The dissolved foundation still exists, after all

A turbo liquidation is a quick way to wind up a private limited company (BV), public limited company (NV), foundation or other legal entity. This is only possible if there are no longer any assets in the company. In other words, the legal entity is no longer carrying out any activities and no longer has any assets. A foundation for carrier pigeon breeders was dissolved in this way in 2017. Or at least, that was the intention. The tax inspector has issued additional tax assessments totalling over €350,000. Can these assessments still be imposed on a legal entity that has ceased to exist?

Dissolution without liquidation

The foundation was established in 2012. Its aim is to promote the breeding and protection of racing pigeons. The directors are a man, his wife and his sister. On 31 December 2017, the board decided to wind up the foundation. The board completed Form 17a at the Chamber of Commerce. This states that the foundation has no assets. No liquidation will take place. 

Tax returns tell a different story

The foundation continues to file corporation tax returns following its dissolution. The 2017 tax return lists assets amounting to €19,449. This amount also appears in the returns for 2018 and 2019, now listed as cash and cash equivalents. This is remarkable for a legal entity that claims to have no income. The FIOD provides information to the tax inspector and an audit of the accounts follows.
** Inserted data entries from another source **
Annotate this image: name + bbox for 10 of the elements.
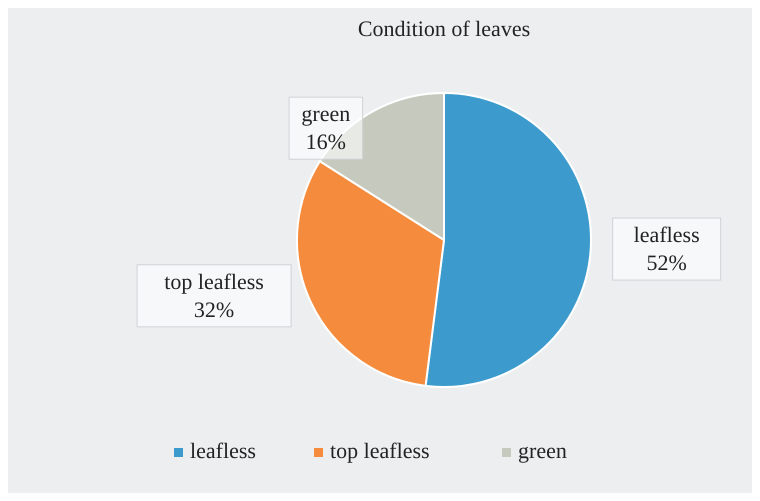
legend-label: top leafless (330, 438, 430, 463)
slice-label: green (301, 101, 350, 126)
data-label: 32% (194, 296, 234, 322)
data-label: 52% (646, 250, 687, 276)
legend-label: green (518, 438, 567, 463)
data-label: 16% (306, 129, 346, 154)
chart-title: Condition of leaves (358, 16, 530, 41)
legend-label: leafless (190, 438, 256, 463)
slice-label: top leafless (164, 268, 264, 294)
slice-label: leafless (634, 222, 700, 248)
On 17 December 2019, the inspector issues additional corporate income tax assessments for 2014 and 2015 and an assessment for 2016. The tax enforcement officer serves the assessments on the director at his last known address. 

Registration with the Chamber of Commerce is not proof

The court rules that registration with the Chamber of Commerce does not prove that the legal entity has in fact ceased to exist. That statement must also be correct. The parties may rebut the presumption that the notification is accurate. The inspector succeeds in doing so. The tax returns for 2017, 2018 and 2019 show that the foundation did in fact have income. In 2023, there were still two bank accounts in its name with a total balance of over €19,000.

Turbo liquidation only works without income

The foundation claims that it carried out a ‘turbo liquidation’. According to the Court of Appeal, this establishes that the assets have not been liquidated. A ‘turbo liquidation’ only applies if there are genuinely no assets. That was not the case here. The foundation knew, or ought to have known, that the notification to the Chamber of Commerce was incorrect. After all, it continued to submit corporation tax returns itself following the dissolution, in which it listed assets. An appeal to the principles of legitimate expectations or legal certainty therefore fails. The foundation has been dissolved but has not ceased to exist.